Unionspolitiker sprachen sich für eine Senkung des Krankenkassenbeitrags aus. "Der Beitrag zur gesetzlichen Krankenversicherung kann jetzt gesenkt werden", sagte Fraktionsvize Michael Fuchs (CDU) der Zeitung "Welt". Das Geld sei besser in den Händen der Beitragszahler aufgehoben als in den Händen der Krankenkassen. "Die Versicherten haben es eingezahlt, dann sollen sie es wiederbekommen", betonte Fuchs und verwies auf die positiven Folgen einer Beitragssenkung für die Binnenkonjunktur.
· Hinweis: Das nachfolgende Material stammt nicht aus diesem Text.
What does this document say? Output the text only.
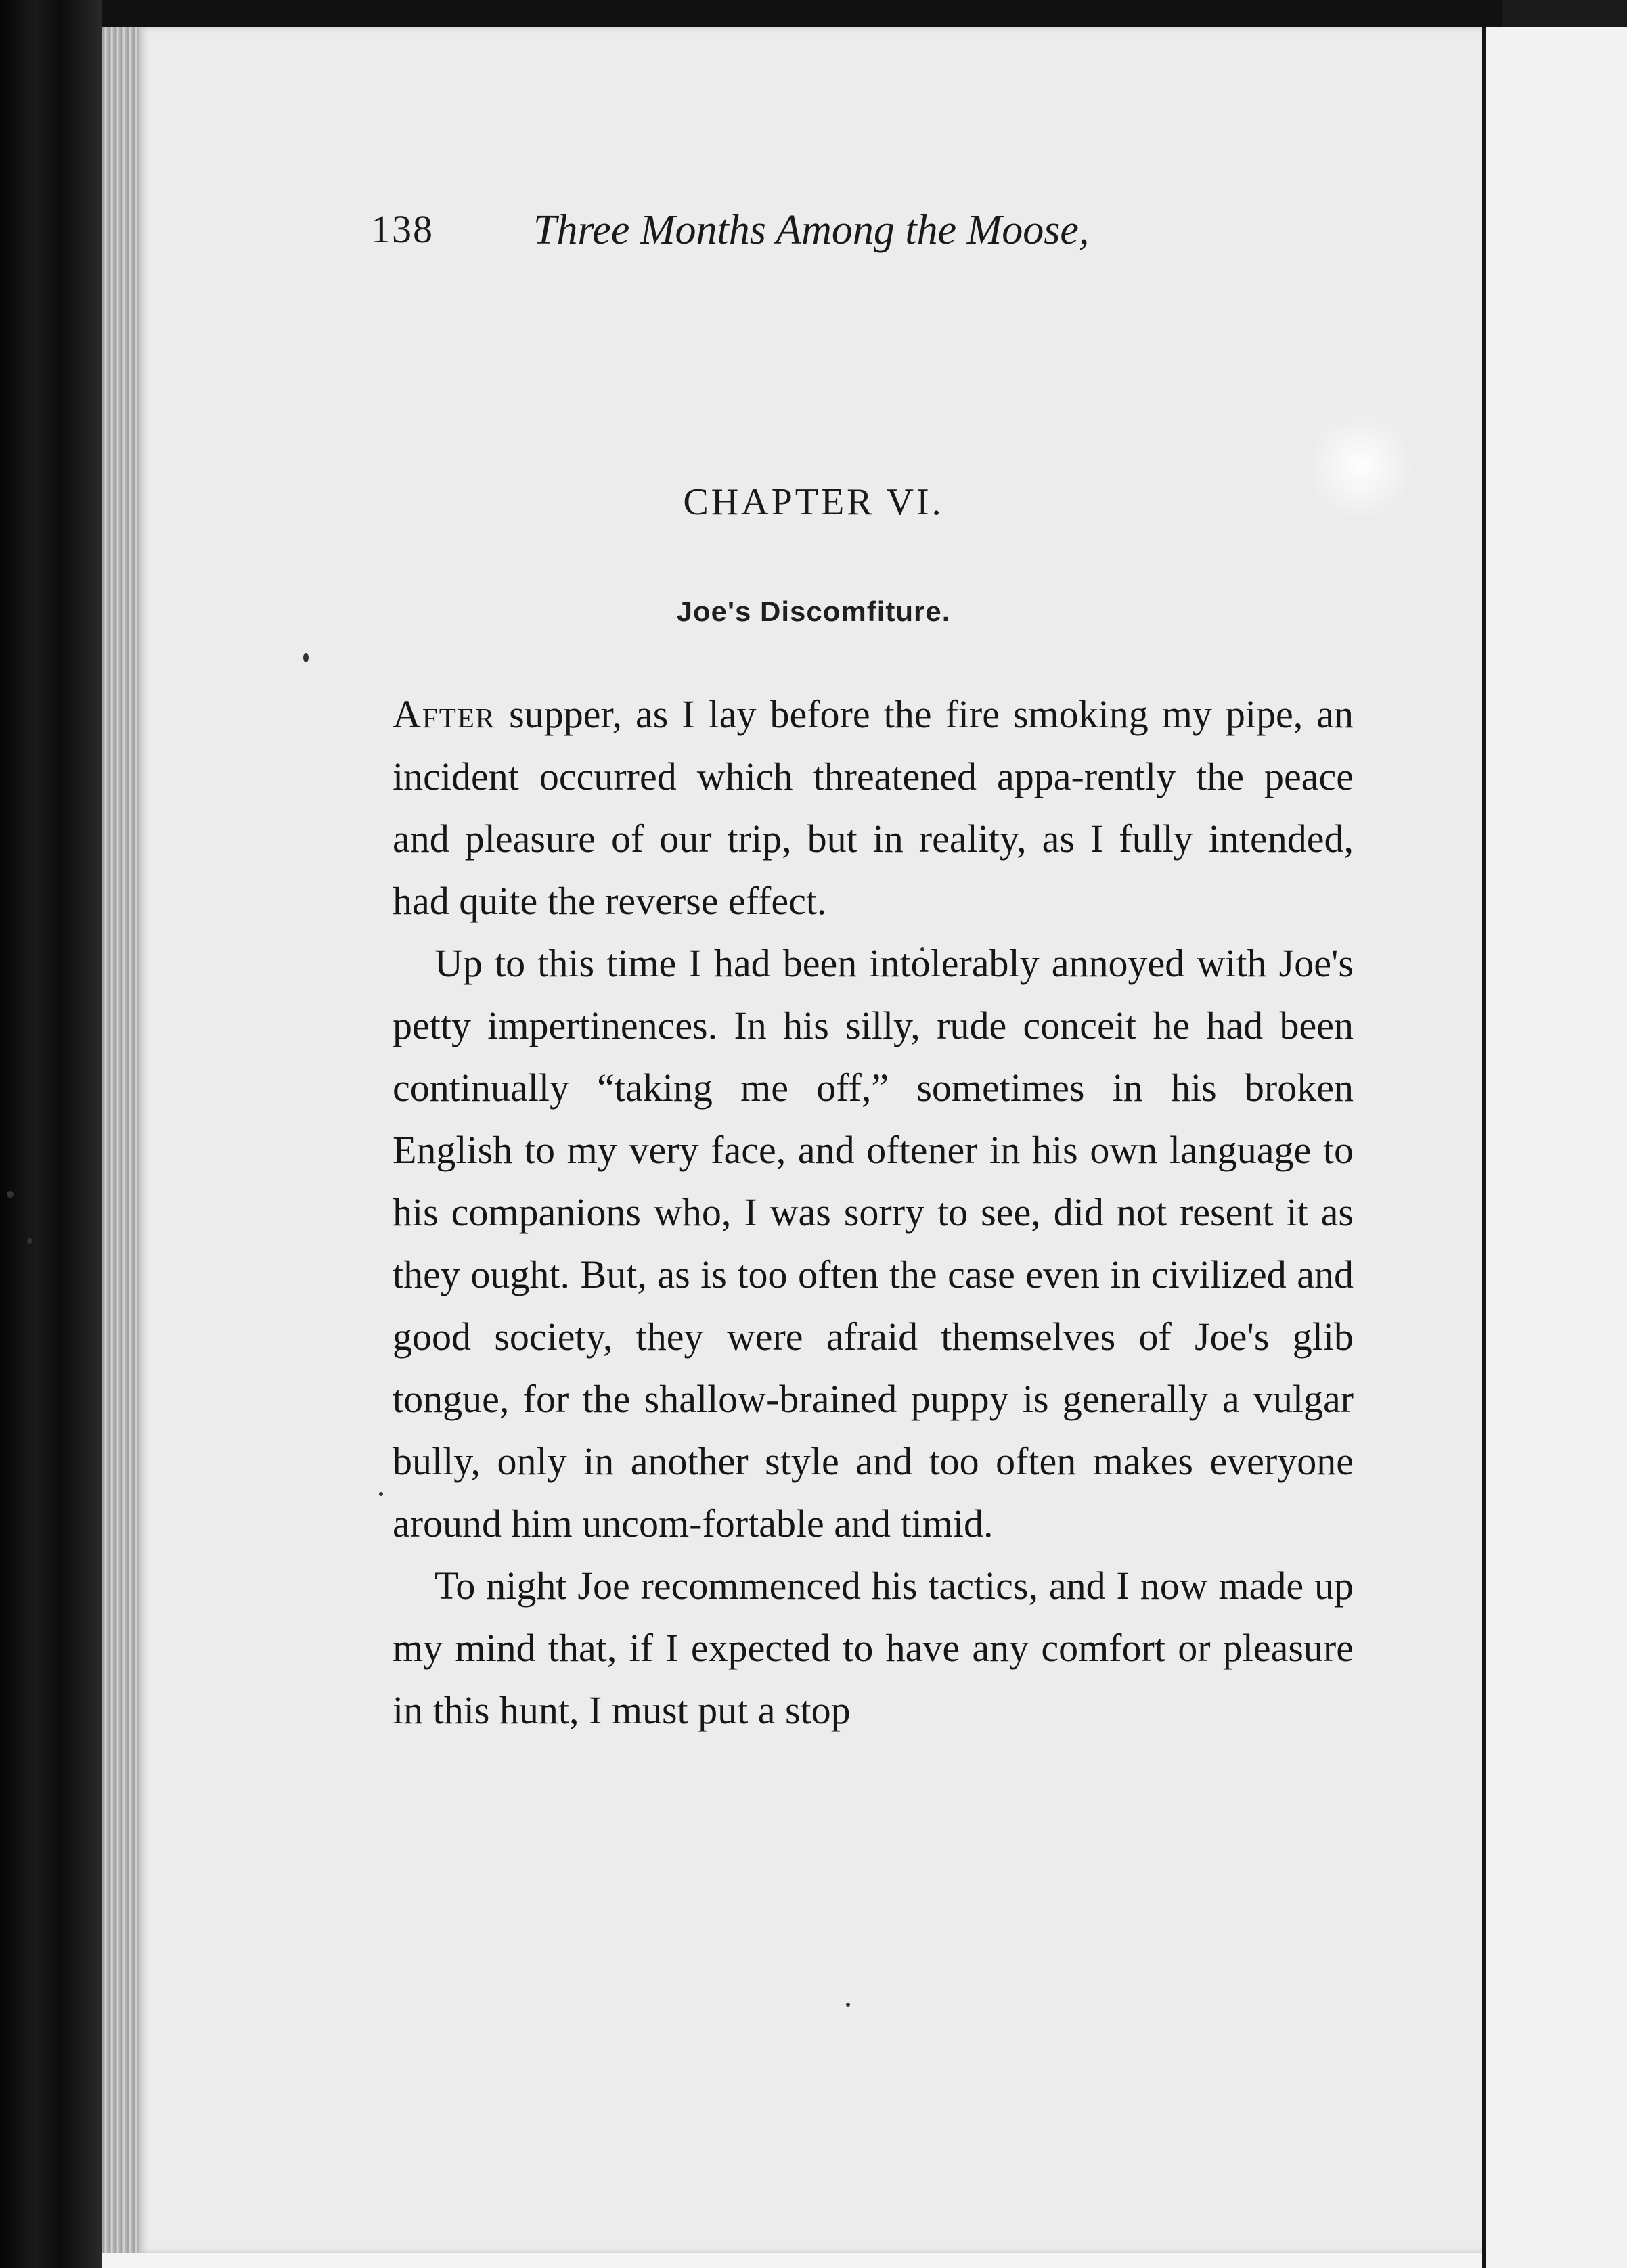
138 Three Months Among the Moose,
CHAPTER VI.
Joe's Discomfiture.

After supper, as I lay before the fire smoking my pipe, an incident occurred which threatened appa-rently the peace and pleasure of our trip, but in reality, as I fully intended, had quite the reverse effect.

Up to this time I had been intolerably annoyed with Joe's petty impertinences. In his silly, rude conceit he had been continually “taking me off,” sometimes in his broken English to my very face, and oftener in his own language to his companions who, I was sorry to see, did not resent it as they ought. But, as is too often the case even in civilized and good society, they were afraid themselves of Joe's glib tongue, for the shallow-brained puppy is generally a vulgar bully, only in another style and too often makes everyone around him uncom-fortable and timid.

To night Joe recommenced his tactics, and I now made up my mind that, if I expected to have any comfort or pleasure in this hunt, I must put a stop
Die gleiche Forderung erhob Arbeitgeberpräsident Dieter Hundt. "Die gegenwärtige Entwicklung beweist, dass die Festschreibung des allgemeinen Beitragssatzes zum Januar 2011 mit 15,5 Prozent zu hoch erfolgte", sagte er der "Welt". "Die Konsequenz müsste deshalb sein, den Beitragssatz auf einem niedrigeren Niveau festzuschreiben."